On this issue, economist Leandro Ziccarelli, creator of the podcast Financiero, Monetario e Irreverente, said that the decision to keep the interest rate below inflation speeds up the erosion of purchasing power.

“I don’t think they’re considering lifting currency exchange controls from one day to the next, it’s going to be gradual,” said Ziccarelli. He, too, expects this will happen in the second semester. However, he warned that this depends on how exporters liquidating their grains harvest dollars with the Central Bank affects the gap between exchange rates (brecha), and whether there is a new IMF loan or not.  

‘It will be risky’

“Exiting the cepo is always risky,” financial analyst Christian Buteler told Ámbito. “It was in 2015, when the situation was not as serious, so now it will be risky, too. For me, the best way to get out is quickly and with a low brecha

“The Government seems to be looking to leave, but they want to improve the BCRA’s balance sheet. I don’t think they will get many more pesos than they already got with the BOPREAL bond and the repurchase of Treasury debt — that is already reaching its limit. And while it’s true that they do this to get more dollars in from the harvest, it’s also true that those dollars are bought in the market by issuing pesos. And on the other hand, the negative rate with which they’re try to liquefy the purchasing power of the pesos is going to be very difficult to sustain without the gap escalating.”
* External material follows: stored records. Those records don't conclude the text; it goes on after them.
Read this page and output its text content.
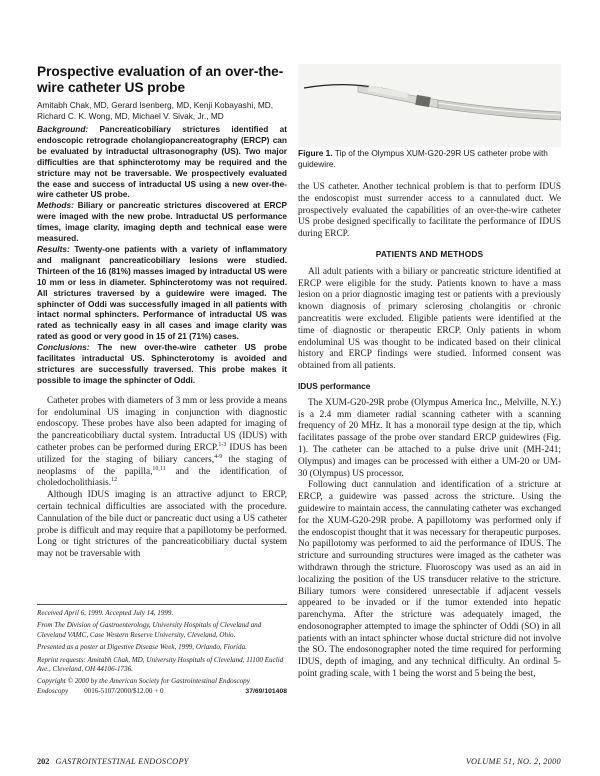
Prospective evaluation of an over-the-wire catheter US probe

Amitabh Chak, MD, Gerard Isenberg, MD, Kenji Kobayashi, MD, Richard C. K. Wong, MD, Michael V. Sivak, Jr., MD

Background: Pancreaticobiliary strictures identified at endoscopic retrograde cholangiopancreatography (ERCP) can be evaluated by intraductal ultrasonography (US). Two major difficulties are that sphincterotomy may be required and the stricture may not be traversable. We prospectively evaluated the ease and success of intraductal US using a new over-the-wire catheter US probe.

Methods: Biliary or pancreatic strictures discovered at ERCP were imaged with the new probe. Intraductal US performance times, image clarity, imaging depth and technical ease were measured.

Results: Twenty-one patients with a variety of inflammatory and malignant pancreaticobiliary lesions were studied. Thirteen of the 16 (81%) masses imaged by intraductal US were 10 mm or less in diameter. Sphincterotomy was not required. All strictures traversed by a guidewire were imaged. The sphincter of Oddi was successfully imaged in all patients with intact normal sphincters. Performance of intraductal US was rated as technically easy in all cases and image clarity was rated as good or very good in 15 of 21 (71%) cases.

Conclusions: The new over-the-wire catheter US probe facilitates intraductal US. Sphincterotomy is avoided and strictures are successfully traversed. This probe makes it possible to image the sphincter of Oddi.

Catheter probes with diameters of 3 mm or less provide a means for endoluminal US imaging in conjunction with diagnostic endoscopy. These probes have also been adapted for imaging of the pancreaticobiliary ductal system. Intraductal US (IDUS) with catheter probes can be performed during ERCP.$^{1-3}$ IDUS has been utilized for the staging of biliary cancers,$^{4-9}$ the staging of neoplasms of the papilla,$^{10,11}$ and the identification of choledocholithiasis.$^{12}$

Although IDUS imaging is an attractive adjunct to ERCP, certain technical difficulties are associated with the procedure. Cannulation of the bile duct or pancreatic duct using a US catheter probe is difficult and may require that a papillotomy be performed. Long or tight strictures of the pancreaticobiliary ductal system may not be traversable with

Received April 6, 1999. Accepted July 14, 1999.

From The Division of Gastroenterology, University Hospitals of Cleveland and Cleveland VAMC, Case Western Reserve University, Cleveland, Ohio.

Presented as a poster at Digestive Disease Week, 1999, Orlando, Florida.

Reprint requests: Amitabh Chak, MD, University Hospitals of Cleveland, 11100 Euclid Ave., Cleveland, OH 44106-1736.

Copyright © 2000 by the American Society for Gastrointestinal Endoscopy

Endoscopy         0016-5107/2000/$12.00 + 0	37/69/101408
Figure 1. Tip of the Olympus XUM-G20-29R US catheter probe with guidewire.

the US catheter. Another technical problem is that to perform IDUS the endoscopist must surrender access to a cannulated duct. We prospectively evaluated the capabilities of an over-the-wire catheter US probe designed specifically to facilitate the performance of IDUS during ERCP.

PATIENTS AND METHODS

All adult patients with a biliary or pancreatic stricture identified at ERCP were eligible for the study. Patients known to have a mass lesion on a prior diagnostic imaging test or patients with a previously known diagnosis of primary sclerosing cholangitis or chronic pancreatitis were excluded. Eligible patients were identified at the time of diagnostic or therapeutic ERCP. Only patients in whom endoluminal US was thought to be indicated based on their clinical history and ERCP findings were studied. Informed consent was obtained from all patients.

IDUS performance

The XUM-G20-29R probe (Olympus America Inc., Melville, N.Y.) is a 2.4 mm diameter radial scanning catheter with a scanning frequency of 20 MHz. It has a monorail type design at the tip, which facilitates passage of the probe over standard ERCP guidewires (Fig. 1). The catheter can be attached to a pulse drive unit (MH-241; Olympus) and images can be processed with either a UM-20 or UM-30 (Olympus) US processor.

Following duct cannulation and identification of a stricture at ERCP, a guidewire was passed across the stricture. Using the guidewire to maintain access, the cannulating catheter was exchanged for the XUM-G20-29R probe. A papillotomy was performed only if the endoscopist thought that it was necessary for therapeutic purposes. No papillotomy was performed to aid the performance of IDUS. The stricture and surrounding structures were imaged as the catheter was withdrawn through the stricture. Fluoroscopy was used as an aid in localizing the position of the US transducer relative to the stricture. Biliary tumors were considered unresectable if adjacent vessels appeared to be invaded or if the tumor extended into hepatic parenchyma. After the stricture was adequately imaged, the endosonographer attempted to image the sphincter of Oddi (SO) in all patients with an intact sphincter whose ductal stricture did not involve the SO. The endosonographer noted the time required for performing IDUS, depth of imaging, and any technical difficulty. An ordinal 5-point grading scale, with 1 being the worst and 5 being the best,

202 GASTROINTESTINAL ENDOSCOPY	VOLUME 51, NO. 2, 2000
With all those cards on the table, Buteler believes the government will not move to dismantle the cepo overnight, but that “we’ll probably witness some partial exits”. 

“Liberating absolutely everything, eliminating the PAIS tax — the fourth top grossing tax today — does not seem like the way to go. They will find a compromise to do so, and that will only happen after the harvest dollars kick in with a BCRA that has more dollars to soften any moves they make. But this is a day-to-day situation and we need to see what the variables look like when the time comes.”